Report: It's Getting More Expensive to Rent or Buy a House in Houston

Lately a lot of people who've lived in Houston for years have become concerned with what they feel are rapidly escalating rents and a dwindling supply of affordable housing, particularly in areas of town where that wasn't always an issue. Many people seem to be feeling that they're priced out of areas that they've lived in for years, with Inner Loop neighborhoods like Montrose or The Heights often being cited as becoming unaffordable for all but new and relatively wealthy residents.

Some of those fears seem to be supported, as Rice University's Shell Center For Sustainability has released a report that finds Houstonians are spending more on housing and transportation than the federal recommendations for those costs per household. This is perhaps surprising to many, since one of the supposed perks of living in Houston is its low cost of living compared to other cities, but according to the study, we rank at number 26 for affordable housing and transportation costs in a list of major American cities.

Those costs have risen for many Houstonians as rents and home costs have escalated in recent years, driving many people from the city's central core to neighborhoods further out where housing costs less. Many of those folks retain jobs downtown, and since Houston still lacks a mass transit system comparable to those of other major cities, that has increased their transportation costs, causing us to be ranked lower for affordability than places like New York City or Chicago. However, the report makes it clear that the truly sought after real estate in the Inner Loop is located mostly in the west end, and not the entire area as is often referenced by people complaining about rising costs.
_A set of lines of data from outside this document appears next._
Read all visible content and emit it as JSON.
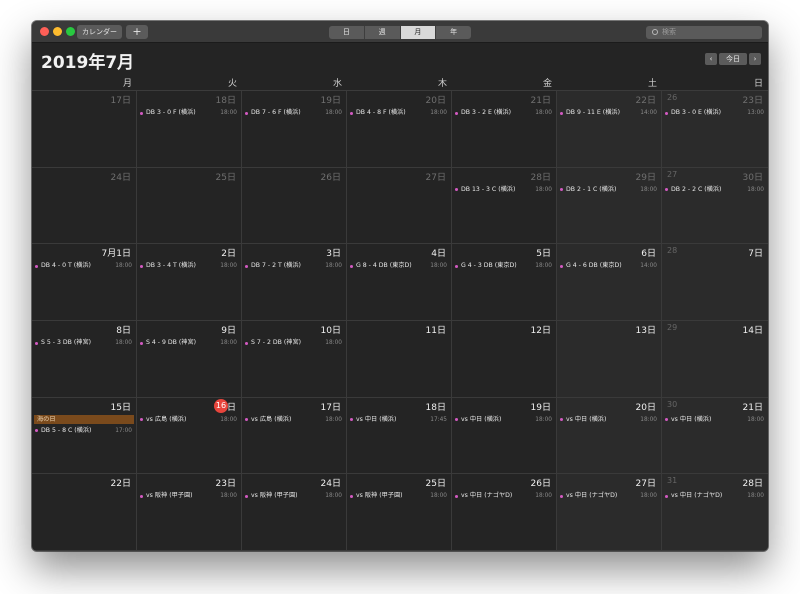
{
  "toolbar": {
    "calendars_label": "カレンダー",
    "add_label": "+",
    "view_tabs": [
      "日",
      "週",
      "月",
      "年"
    ],
    "active_view": "月",
    "search_placeholder": "検索"
  },
  "header": {
    "month_title": "2019年7月",
    "prev_label": "‹",
    "today_label": "今日",
    "next_label": "›"
  },
  "weekdays": [
    "月",
    "火",
    "水",
    "木",
    "金",
    "土",
    "日"
  ],
  "colors": {
    "event_dot": "#d35ac2",
    "today_badge": "#e8453c",
    "holiday_bg": "#7a4a1c"
  },
  "weeks": [
    {
      "weeknum": "26",
      "days": [
        {
          "label": "17日",
          "current": false,
          "events": []
        },
        {
          "label": "18日",
          "current": false,
          "events": [
            {
              "title": "DB 3 - 0 F (横浜)",
              "time": "18:00"
            }
          ]
        },
        {
          "label": "19日",
          "current": false,
          "events": [
            {
              "title": "DB 7 - 6 F (横浜)",
              "time": "18:00"
            }
          ]
        },
        {
          "label": "20日",
          "current": false,
          "events": [
            {
              "title": "DB 4 - 8 F (横浜)",
              "time": "18:00"
            }
          ]
        },
        {
          "label": "21日",
          "current": false,
          "events": [
            {
              "title": "DB 3 - 2 E (横浜)",
              "time": "18:00"
            }
          ]
        },
        {
          "label": "22日",
          "current": false,
          "events": [
            {
              "title": "DB 9 - 11 E (横浜)",
              "time": "14:00"
            }
          ]
        },
        {
          "label": "23日",
          "current": false,
          "events": [
            {
              "title": "DB 3 - 0 E (横浜)",
              "time": "13:00"
            }
          ]
        }
      ]
    },
    {
      "weeknum": "27",
      "days": [
        {
          "label": "24日",
          "current": false,
          "events": []
        },
        {
          "label": "25日",
          "current": false,
          "events": []
        },
        {
          "label": "26日",
          "current": false,
          "events": []
        },
        {
          "label": "27日",
          "current": false,
          "events": []
        },
        {
          "label": "28日",
          "current": false,
          "events": [
            {
              "title": "DB 13 - 3 C (横浜)",
              "time": "18:00"
            }
          ]
        },
        {
          "label": "29日",
          "current": false,
          "events": [
            {
              "title": "DB 2 - 1 C (横浜)",
              "time": "18:00"
            }
          ]
        },
        {
          "label": "30日",
          "current": false,
          "events": [
            {
              "title": "DB 2 - 2 C (横浜)",
              "time": "18:00"
            }
          ]
        }
      ]
    },
    {
      "weeknum": "28",
      "days": [
        {
          "label": "7月1日",
          "current": true,
          "events": [
            {
              "title": "DB 4 - 0 T (横浜)",
              "time": "18:00"
            }
          ]
        },
        {
          "label": "2日",
          "current": true,
          "events": [
            {
              "title": "DB 3 - 4 T (横浜)",
              "time": "18:00"
            }
          ]
        },
        {
          "label": "3日",
          "current": true,
          "events": [
            {
              "title": "DB 7 - 2 T (横浜)",
              "time": "18:00"
            }
          ]
        },
        {
          "label": "4日",
          "current": true,
          "events": [
            {
              "title": "G 8 - 4 DB (東京D)",
              "time": "18:00"
            }
          ]
        },
        {
          "label": "5日",
          "current": true,
          "events": [
            {
              "title": "G 4 - 3 DB (東京D)",
              "time": "18:00"
            }
          ]
        },
        {
          "label": "6日",
          "current": true,
          "events": [
            {
              "title": "G 4 - 6 DB (東京D)",
              "time": "14:00"
            }
          ]
        },
        {
          "label": "7日",
          "current": true,
          "events": []
        }
      ]
    },
    {
      "weeknum": "29",
      "days": [
        {
          "label": "8日",
          "current": true,
          "events": [
            {
              "title": "S 5 - 3 DB (神宮)",
              "time": "18:00"
            }
          ]
        },
        {
          "label": "9日",
          "current": true,
          "events": [
            {
              "title": "S 4 - 9 DB (神宮)",
              "time": "18:00"
            }
          ]
        },
        {
          "label": "10日",
          "current": true,
          "events": [
            {
              "title": "S 7 - 2 DB (神宮)",
              "time": "18:00"
            }
          ]
        },
        {
          "label": "11日",
          "current": true,
          "events": []
        },
        {
          "label": "12日",
          "current": true,
          "events": []
        },
        {
          "label": "13日",
          "current": true,
          "events": []
        },
        {
          "label": "14日",
          "current": true,
          "events": []
        }
      ]
    },
    {
      "weeknum": "30",
      "days": [
        {
          "label": "15日",
          "current": true,
          "holiday": "海の日",
          "events": [
            {
              "title": "DB 5 - 8 C (横浜)",
              "time": "17:00"
            }
          ]
        },
        {
          "label": "16",
          "suffix": "日",
          "today": true,
          "current": true,
          "events": [
            {
              "title": "vs 広島 (横浜)",
              "time": "18:00"
            }
          ]
        },
        {
          "label": "17日",
          "current": true,
          "events": [
            {
              "title": "vs 広島 (横浜)",
              "time": "18:00"
            }
          ]
        },
        {
          "label": "18日",
          "current": true,
          "events": [
            {
              "title": "vs 中日 (横浜)",
              "time": "17:45"
            }
          ]
        },
        {
          "label": "19日",
          "current": true,
          "events": [
            {
              "title": "vs 中日 (横浜)",
              "time": "18:00"
            }
          ]
        },
        {
          "label": "20日",
          "current": true,
          "events": [
            {
              "title": "vs 中日 (横浜)",
              "time": "18:00"
            }
          ]
        },
        {
          "label": "21日",
          "current": true,
          "events": [
            {
              "title": "vs 中日 (横浜)",
              "time": "18:00"
            }
          ]
        }
      ]
    },
    {
      "weeknum": "31",
      "days": [
        {
          "label": "22日",
          "current": true,
          "events": []
        },
        {
          "label": "23日",
          "current": true,
          "events": [
            {
              "title": "vs 阪神 (甲子園)",
              "time": "18:00"
            }
          ]
        },
        {
          "label": "24日",
          "current": true,
          "events": [
            {
              "title": "vs 阪神 (甲子園)",
              "time": "18:00"
            }
          ]
        },
        {
          "label": "25日",
          "current": true,
          "events": [
            {
              "title": "vs 阪神 (甲子園)",
              "time": "18:00"
            }
          ]
        },
        {
          "label": "26日",
          "current": true,
          "events": [
            {
              "title": "vs 中日 (ナゴヤD)",
              "time": "18:00"
            }
          ]
        },
        {
          "label": "27日",
          "current": true,
          "events": [
            {
              "title": "vs 中日 (ナゴヤD)",
              "time": "18:00"
            }
          ]
        },
        {
          "label": "28日",
          "current": true,
          "events": [
            {
              "title": "vs 中日 (ナゴヤD)",
              "time": "18:00"
            }
          ]
        }
      ]
    }
  ]
}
The report contains other interesting information about our changing city, some of which is alarming. It grouped different parts of town by their City Council districts, and a lot of information about developing trends in Houston can be gleaned by looking at the numbers.

For instance, the study found that in 2010, about 723,000 Houstonians, or 36 percent of the overall population, lived in areas described as "food deserts" — parts of town where it is difficult to buy healthy food at affordable prices. These are usually impoverished areas where fresh vegetables, fruit and other whole foods are unavailable because of a lack of farmers' markets, grocery stores or other outlets. Houston is improving in that regard, and by 2013 had reduced the number of residents living in food deserts by 3 percent, or to around 702,000 people. The study points to an increase of 15 supermarkets opening during that time, creating opportunities for more Houstonians to have easier access to healthy food choices.

Sadly, things went in the other direction when measuring the number of Houston residents who will have easy access to a park in the near future. Actions needed to acquire more land for parks haven't kept up with our rapid population growth, as a result dropping per capita park access by 3.6 percent since 2010. Large numbers of Houstonians also chose largely not to participate politically in local elections, with only 11 percent of voting-age residents turning out for them in 2013, highlighting a dismal lack of involvement.

The study's data also indicate that racial and ethnic population distribution is uneven across different areas of town, with certain districts reflecting heavy majorities of one group or another. Two districts have a population in which more than half the residents are white, two districts have a more than 50 percent African-American population, and four have a higher than 50 percent Hispanic population, with all but one of the districts having at least a 25 percent Hispanic population. Looking at the map provided in the Rice study, it's clear that Hispanic populations are concentrated throughout the east, southeast, near-north, northeast and southwest areas; African-American populations are concentrated in the south and northern areas; and whites are concentrated west of the Inner Loop and toward the Beltway. It's interesting that in a city that has emerged as the most ethnically and racially diverse in the nation, so much of Houston is still largely divided along racial and economic lines.

The study is interesting for a lot of reasons, and could indicate the trends that will affect Houston and its residents over the next few years. Of course, some people predict that we may see rough times ahead with a region still highly dependent on oil, so that could possibly affect rising home prices and rent if we see a prolonged downturn in the local economy.

The study does make it clear that for the time being, some parts of the Inner Loop are growing more expensive, and added transportation costs for those relocating to other areas of town are making many residents exceed the federal recommendations for housing and transportation costs. It also indicates that Houston probably needs to address a better mass transit system sooner rather than later, and hopefully new rail lines will help with that. Most surprising (to me at least) is the large percentage of Houstonians still living in food deserts. Only time will tell how we address these new trends and challenges, but Houston is a pretty amazing and resilient city, and I feel confident that we will. I just might never be able to afford property in the western section of the Inner Loop ever again.